Finalmente, os resultados dos grupos focais revelaram que as equipas de saúde identificaram vários papéis que o enfermeiro de CSP poderia assumir mas a perceção sobre a adequação de cada um foi muito variável, com profissionais de saúde a

135 posicionarem-se diferentemente entre as USF e dentro da mesma USF. A necessidade de sustentar as eventuais mudanças num enquadramento normativo claro e em protocolos de trabalho foi especialmente sublinhada, revelando preocupações semelhantes às sentidas em outros sistemas de saúde onde a expansão dos papéis da profissão de enfermagem se encontra numa fase mais avançada (Buchan et al, 2004). Face aos resultados encontrados, considerou-se que importa avaliar os futuros impactos das experiências-piloto para a implementação do enfermeiro de família e da atribuição da especialidade de enfermagem de saúde familiar.

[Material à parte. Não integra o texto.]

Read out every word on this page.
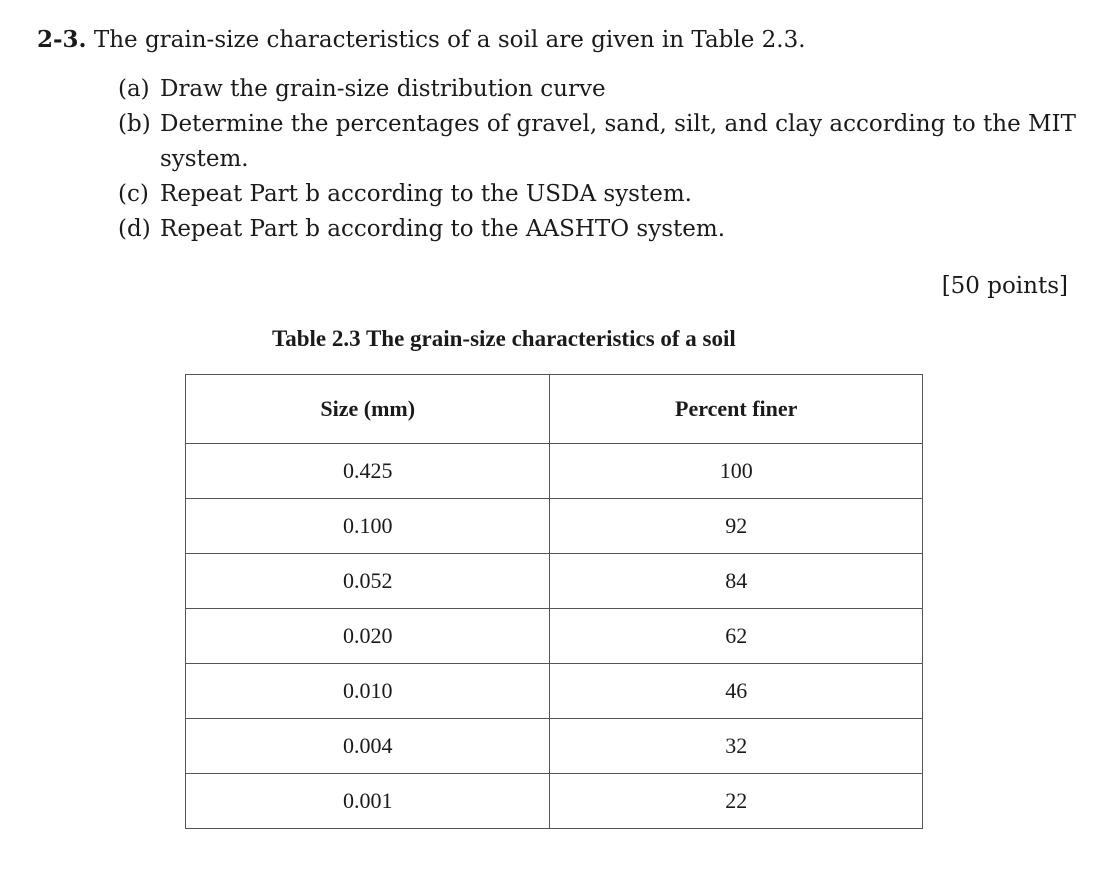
2-3. The grain-size characteristics of a soil are given in Table 2.3.
(a) Draw the grain-size distribution curve
(b) Determine the percentages of gravel, sand, silt, and clay according to the MIT system.
(c) Repeat Part b according to the USDA system.
(d) Repeat Part b according to the AASHTO system.
[50 points]
Table 2.3 The grain-size characteristics of a soil
Size (mm)	Percent finer
0.425	100
0.100	92
0.052	84
0.020	62
0.010	46
0.004	32
0.001	22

A análise da exequibilidade de uma revisão da combinação de papéis profissionais entre médicos e enfermeiros em Portugal, pela via da expansão do campo de exercício da enfermagem, revelou que: i) em termos de aceitabilidade social, apesar de não existir consenso suficiente sobre se uma opção deste tipo é adequada ao contexto português, algumas áreas assistenciais, como os CSP, indiciam um maior potencial de acolhimento; ii) em termos de exequibilidade legal, salvo nos atos de reserva médica absoluta, há espaço normativo para uma redistribuição do trabalho entre médicos e enfermeiros, na medida em que muitos atos são considerados exclusivos da área médica meramente por força de práticas instituídas; iii) em termos de processo político, embora as iniciativas identificadas no estudo de caso não sejam diretamente transponíveis, uma liderança forte da estratégia, uma clara compreensão dos objetivos a alcançar e uma visão de longo prazo para o sistema de saúde surgem, potencialmente, como elementos críticos do sucesso; iv) em termos de preferências dos profissionais de saúde, enquanto algumas equipas de saúde familiar se distanciam da adequação da opção ao contexto português, outras percecionam as necessidades assistenciais não satisfeitas como justificativas da atribuição de papéis clínicos mais vastos à enfermagem de CSP, o que mostra diferentes disponibilidades para o reforço de modelos colaborativos de cuidados.